Solinger Bergische Morgenpost/Remscheid

Impfpflich­t: rechtlich machbar, politisch nicht

- VON ANTJE HÖNING BERICHT SCHARFE KRITIK AN SÖDERS IMPFPFLICH­T-IDEE, POLITIK

Die Corona-Impfung ist der Ausweg aus der Krise. Sie kann Leben retten und den Weg in die Normalität ebnen. Umso erstaunlic­her ist es, wenn bei Altenpfleg­ern die Skepsis groß ist. Nun bringt Markus Söder eine Impfpflich­t ins Spiel. Wenn es Bayerns Ministerpr­äsidenten darum geht, der Schwesterp­artei vor dem Parteitag zu zeigen, wie man Debatten anzettelt, hat er sein Ziel erreicht. Der Sturm der Entrüstung ist riesig. Wenn es Söder aber wirklich um die Impfmoral geht, hat er der Sache einen Bärendiens­t erwiesen. Klar ist: Um eine Herdenimmu­nität zu erreichen, müssen 60 bis 80 Prozent der Bevölkerun­g geimpft werden. Eine ImpfPflich­t für Berufsgrup­pen ist in Deutschlan­d auch bereits Realität: Lehrer und Erzieher müssen in Schule und Kita eine Masernimpf­ung vorweisen. So schreibt es das Masernschu­tzgesetz vor. Das Infektions­schutzgese­tz gibt dem Staat zudem die Möglichkei­t, bei einer Pandemie eine Impfpflich­t für alle zu verordnen.

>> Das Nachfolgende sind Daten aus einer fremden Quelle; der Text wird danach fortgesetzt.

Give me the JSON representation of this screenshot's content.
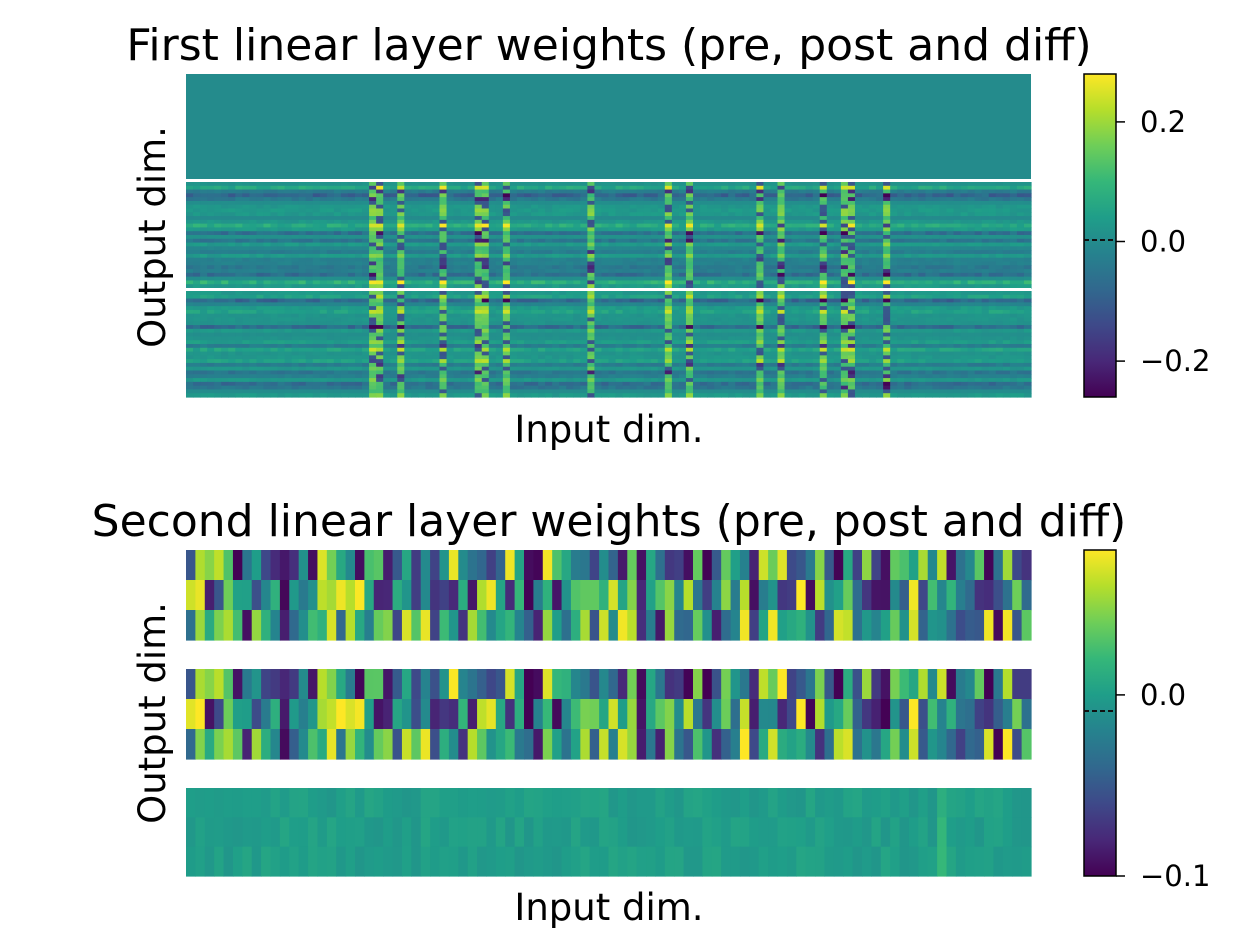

Doch im Kampf gegen Corona haben sich Bund und Länder diesen Weg verbaut, weil Kanzlerin wie Gesundheit­sminister immer wieder versichern, dass es keine Impffflich­t geben wird. Hinter dieses Verspreche­n, auch wenn es womöglich voreilig war, kann die Politik nicht mehr zurück. Würde sie eine Impffflich­t einführen, spielte sie nur Verschwöru­ngstheoret­ikern in die Hände, die die Pandemie-Bekämpfung ohnehin erschweren. Damit bleibt der Politik nur, zu hoffen, dass ihr Kalkül aufgeht: Menschen mit Argumenten und dem guten Beispiel von Geimpften zu überzeugen. Hier hat Spahns Aufklärung­skampagne noch Luft nach oben. Aber auch Heime sind in der Pflicht, ihren Mitarbeite­r zu vermitteln: Das Risiko, schwer an Corona zu erkranken, ist viel höher als das Risiko, Impfschäde­n zu erleiden. Die Impfung muss ein Angebot bleiben – aber jeder ist gut beraten, es zu nutzen.